- Theatrical release poster
- Directed by: Lee Frost
- Written by: Wes Bishop Lee Frost
- Produced by: Cirio H. Santiago Jane Schaffer
- Starring: Sondra Currie Tony Young Phil Hoover Elizabeth Stuart Jean Bell
- Cinematography: Paul Hipp
- Distributed by: Crown International Pictures
- Release date: February 8, 1974;
- Running time: 90 min.
- Country: United States
- Language: English
- Box office: $1 million

= Policewomen (film) =

1974 film by Lee Frost

Policewomen is a 1974 action film about a female police officer who infiltrates an all-female criminal gang. The film was written and directed by Lee Frost, and stars Sondra Currie, Tony Young, and Phil Hoover.

Despite the fact that the story features only one female police officer, the film's title was pluralized and combined into a single word because the title Police Woman was already in use by an NBC television series starring Angie Dickinson, whose pilot was scheduled to premiere shortly after the film's release.

== Plot ==

Lacy Bond is a tough-as-nails police officer and martial arts expert who is recruited for a dangerous undercover assignment. A high-stakes criminal syndicate, led by a ruthless woman named Maude is smuggling gold out of the United States.

The investigation takes Bond from the streets of Los Angeles to various locales where she must infiltrate the gang's operation. Unlike many female-led films of the era, Bond is portrayed as physically superior to many of her male counterparts, utilizing Karate and tactical weaponry to neutralize threats. Along the way, she teams up with a fellow agent Frank Van Owen, though Bond remains the primary physical force of the operation.

The film's climax involves a violent confrontation at a remote estate where Bond must dismantle the smuggling ring and face Maude's enforcers in a final showdown.

== Cast ==
- Sondra Currie as Lacy Bond
- Tony Young as Lt. Frank Mitchell
- Phil Hoover as Doc
- Elizabeth Stuart as Maude
- Jean Bell as Pam Harris
- Laurie Rose as Janette
- William Smith as Karate Teacher
- Richard Schuyler as Pete Peterson
- Eileen Saki as Kim
- Wes Bishop as Raymond
- Susie Ewing as Laura (as Susan McIver)
- Steven Stewart as Fenwick
- Dorrie Thomson as Caroline
- Jody Daniels as Policeman (as Jody Daniel)
- Lee Frost as Catalina Attendant

== Production ==

Policewomen was part of a wave of "independent woman" action films released in the mid-1970s. It was directed by Bernie Hirschenson and written by producer John Lawrence. The film served as a breakout role for Sondra Currie, who performed many of her own stunts and martial arts sequences.

The film's score was provided by The Mike Curb Congregation, and the cinematography was handled by Robert Caramico, a veteran of low-budget exploitation cinema. The production utilized locations throughout Southern California, a hallmark of Crown International Pictures' cost-effective filming strategy.

== Critical reception ==

Contemporary reviews were generally dismissive, with critics often comparing it unfavorably to mainstream police procedurals. However, the film was a commercial success on the drive-in circuit, particularly in the Southern and Midwestern United States.

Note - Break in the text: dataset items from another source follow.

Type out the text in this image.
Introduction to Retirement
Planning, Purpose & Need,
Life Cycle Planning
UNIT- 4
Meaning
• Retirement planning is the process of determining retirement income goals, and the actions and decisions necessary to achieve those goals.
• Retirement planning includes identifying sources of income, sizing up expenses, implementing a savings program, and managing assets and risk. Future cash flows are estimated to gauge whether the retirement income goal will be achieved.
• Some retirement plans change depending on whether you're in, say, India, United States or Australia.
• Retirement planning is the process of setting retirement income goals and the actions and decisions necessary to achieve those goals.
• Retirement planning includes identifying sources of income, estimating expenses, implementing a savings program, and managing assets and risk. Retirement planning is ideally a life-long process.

Throughout the late 1970s and 1980s, Policewomen became a staple of late-night television. Retrospective critics have noted that while the film contains many exploitation tropes, Lacy Bond's character was an early precursor to the "strong female lead" archetype later seen in 1980s action cinema.

== Home media ==

- VHS: Released in the 1980s by various labels including Prism Entertainment.
- DVD: The film was released on DVD by BCI Eclipse as part of their "Drive-In Movie Classics" series.
- Blu-ray: In 2022, Policewomen was given a 2K restoration and released on Blu-ray by the MVD Rewind Collection. This release included a new interview with Sondra Currie, where she discussed the film's cult legacy.